Шрифт:
Интервал:
Закладка:
Разумеется, я тут же вспомнила это место и процитировала его наизусть:
— «Бог, создавший свет, создал человека между ангелом и животным, речью и разумом отделив его от животных, а гневом и похотью от ангелов, и через эти свойства он приближается или к высшим, или к низшим». Это, — заметила я, — часть жития об агарянской миссии Кирилла.
— Совершенно верно, но точно это же мы встречаем и в пятой части книги Халеви, где он полемизирует с Философом.
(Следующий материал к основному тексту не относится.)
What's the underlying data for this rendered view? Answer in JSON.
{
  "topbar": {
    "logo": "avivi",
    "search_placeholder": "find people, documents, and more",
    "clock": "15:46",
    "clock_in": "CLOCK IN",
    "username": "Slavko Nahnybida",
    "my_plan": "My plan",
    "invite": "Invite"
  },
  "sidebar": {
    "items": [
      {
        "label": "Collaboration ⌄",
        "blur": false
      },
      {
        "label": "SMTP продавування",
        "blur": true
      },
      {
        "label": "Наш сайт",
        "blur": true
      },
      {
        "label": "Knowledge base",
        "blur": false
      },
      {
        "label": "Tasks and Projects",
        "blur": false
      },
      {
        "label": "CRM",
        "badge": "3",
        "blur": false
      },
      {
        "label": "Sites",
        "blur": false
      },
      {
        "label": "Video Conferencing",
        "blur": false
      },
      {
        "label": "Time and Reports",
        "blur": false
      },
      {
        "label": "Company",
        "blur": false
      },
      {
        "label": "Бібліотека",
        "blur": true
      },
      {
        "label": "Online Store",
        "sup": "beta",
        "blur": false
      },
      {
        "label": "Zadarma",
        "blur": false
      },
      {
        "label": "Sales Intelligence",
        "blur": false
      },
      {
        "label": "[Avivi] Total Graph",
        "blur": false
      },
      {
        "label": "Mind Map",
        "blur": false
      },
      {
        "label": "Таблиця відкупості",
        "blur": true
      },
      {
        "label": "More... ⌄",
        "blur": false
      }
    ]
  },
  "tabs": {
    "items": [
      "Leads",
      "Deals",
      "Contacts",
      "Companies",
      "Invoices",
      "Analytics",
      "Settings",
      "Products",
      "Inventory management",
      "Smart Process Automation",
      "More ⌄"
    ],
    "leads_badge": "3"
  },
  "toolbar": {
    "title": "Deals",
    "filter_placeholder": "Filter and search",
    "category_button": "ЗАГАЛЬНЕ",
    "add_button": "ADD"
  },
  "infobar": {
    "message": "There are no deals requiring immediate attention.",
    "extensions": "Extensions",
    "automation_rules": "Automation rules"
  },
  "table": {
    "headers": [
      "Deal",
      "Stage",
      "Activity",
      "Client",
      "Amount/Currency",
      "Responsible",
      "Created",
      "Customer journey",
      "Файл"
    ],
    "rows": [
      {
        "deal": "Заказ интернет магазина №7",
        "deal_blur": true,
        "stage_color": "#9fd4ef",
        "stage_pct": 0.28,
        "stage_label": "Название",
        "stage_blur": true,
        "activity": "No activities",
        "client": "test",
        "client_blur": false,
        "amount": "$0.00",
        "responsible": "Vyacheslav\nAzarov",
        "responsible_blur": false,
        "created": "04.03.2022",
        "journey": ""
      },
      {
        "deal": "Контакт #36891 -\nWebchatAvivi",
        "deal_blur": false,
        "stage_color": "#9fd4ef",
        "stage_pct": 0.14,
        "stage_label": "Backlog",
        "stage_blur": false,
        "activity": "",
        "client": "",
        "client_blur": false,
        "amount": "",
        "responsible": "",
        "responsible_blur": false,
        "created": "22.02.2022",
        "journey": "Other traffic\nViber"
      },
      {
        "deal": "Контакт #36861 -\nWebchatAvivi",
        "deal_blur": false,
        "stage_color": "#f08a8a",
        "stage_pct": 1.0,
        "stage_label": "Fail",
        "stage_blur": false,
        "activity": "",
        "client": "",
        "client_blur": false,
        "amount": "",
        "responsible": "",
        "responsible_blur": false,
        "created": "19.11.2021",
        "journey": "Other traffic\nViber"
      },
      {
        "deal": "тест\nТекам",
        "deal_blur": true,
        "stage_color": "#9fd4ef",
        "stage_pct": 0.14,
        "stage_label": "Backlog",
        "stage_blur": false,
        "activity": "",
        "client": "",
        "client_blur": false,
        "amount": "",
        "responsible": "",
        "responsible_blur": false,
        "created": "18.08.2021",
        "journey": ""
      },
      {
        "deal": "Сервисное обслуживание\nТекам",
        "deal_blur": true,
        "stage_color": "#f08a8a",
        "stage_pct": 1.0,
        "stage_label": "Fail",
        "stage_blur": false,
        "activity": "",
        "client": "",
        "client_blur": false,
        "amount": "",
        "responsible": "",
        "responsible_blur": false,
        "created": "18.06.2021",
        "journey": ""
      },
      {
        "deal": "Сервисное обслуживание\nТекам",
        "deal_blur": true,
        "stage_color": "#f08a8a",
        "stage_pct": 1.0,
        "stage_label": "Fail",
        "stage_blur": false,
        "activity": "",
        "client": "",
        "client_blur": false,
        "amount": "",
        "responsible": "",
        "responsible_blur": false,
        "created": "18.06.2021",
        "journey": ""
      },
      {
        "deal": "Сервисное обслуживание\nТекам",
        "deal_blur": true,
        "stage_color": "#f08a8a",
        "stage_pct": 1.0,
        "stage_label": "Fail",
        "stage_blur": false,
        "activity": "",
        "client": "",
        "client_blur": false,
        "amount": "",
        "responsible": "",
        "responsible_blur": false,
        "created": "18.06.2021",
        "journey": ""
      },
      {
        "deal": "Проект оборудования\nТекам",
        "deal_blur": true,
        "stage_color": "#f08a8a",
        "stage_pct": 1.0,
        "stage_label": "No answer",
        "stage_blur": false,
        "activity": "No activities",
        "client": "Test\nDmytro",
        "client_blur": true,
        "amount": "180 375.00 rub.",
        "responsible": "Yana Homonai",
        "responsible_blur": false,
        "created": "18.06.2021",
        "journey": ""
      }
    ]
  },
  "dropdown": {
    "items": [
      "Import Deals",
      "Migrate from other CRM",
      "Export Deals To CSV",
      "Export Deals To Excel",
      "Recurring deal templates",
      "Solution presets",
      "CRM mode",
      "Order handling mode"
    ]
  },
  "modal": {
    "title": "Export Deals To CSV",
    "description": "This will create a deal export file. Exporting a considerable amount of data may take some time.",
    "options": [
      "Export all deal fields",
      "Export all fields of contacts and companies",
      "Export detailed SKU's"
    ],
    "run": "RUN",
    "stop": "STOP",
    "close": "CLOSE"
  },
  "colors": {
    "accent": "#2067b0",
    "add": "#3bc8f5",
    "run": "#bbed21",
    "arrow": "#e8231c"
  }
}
Есть и другие совпадения. Самое же важное то, что в самой речи, которую в хазарской полемике Халеви приписывает христианскому ученому, рассматриваются вопросы, которые Кирилл, как видно из жития, как раз и обсуждал. В обоих текстах говорится о Святой Троице и законах, существовавших до Моисея, о запретах на некоторые виды мяса и, наконец, о врачах, которые лечат противно тому, как нужно. Приводится тот же аргумент, что душа сильнее всего тогда, когда тело самое слабое (около пятидесятого года жизни) и т. д. Наконец, хазарский каган упрекает арабского и еврейского участников полемики — все это согласно Халеви, — что их книги откровений (Коран и Тора) написаны на языках, ничего не значащих для хазар, индусов и других народов, которые их не понимают. Это один из существенных аргументов, который приводится и в житии Кирилла, когда речь идет о борьбе против сторонников трехъязычия (то есть тех, кто считал языками богослужения только греческий, древнееврейский и латинский), так что ясно, что в этом вопросе каган был под влиянием христианского участника полемики и выдвигал доводы, о которых мы и от другой стороны знаем, что они принадлежат действительно Кириллу. Халеви это только пересказал.
Наконец, нужно обратить внимание еще на два обстоятельства. Во-первых, мы не знаем всего, что содержалось в потерянных «Хазарских проповедях» Константина Солунского (Кирилла), и не знаем, что из этого воспроизведено в тексте Халеви. Значит, можно предположить, что такого материала имеется больше, чем я здесь привел. Второе: целостность текста Халеви, именно в той его части, которая относится к христианскому участнику полемики, серьезно нарушена. Эта часть не сохранилась в арабском источнике, она имеется только в появившемся позже еврейском переводе, в то время как напечатанные издания Халеви, особенно те, которые относятся к XVI веку, подвергались, как известно, цензуре христианской Церкви.
Короче говоря, книга Халеви о хазарах донесла до нас — хотя мы сегодня не знаем, в каком объеме, — часть «Хазарской проповеди» Кирилла. Впрочем, здесь, в Царьграде, — закончил д-р Муавия, — в конференции будет участвовать и д-р Исайло Сук, который хорошо говорит по-арабски и занимается исламскими источниками о хазарской полемике. Он мне сказал, что у него имеется хазарский словарь XVII века, который издал некий Даубманнус, и из этого словаря видно, что Халеви использовал «Хазарские проповеди» Кирилла. Я пришел попросить вас поговорить с д-ром Суком. Со мной он вряд ли согласится иметь дела. Его интересуют только арабы, жившие тысячу лет назад или раньше. Для остальных у него нет времени. Не поможете ли вы мне войти в контакт с д-ром Суком и прояснить эту проблему…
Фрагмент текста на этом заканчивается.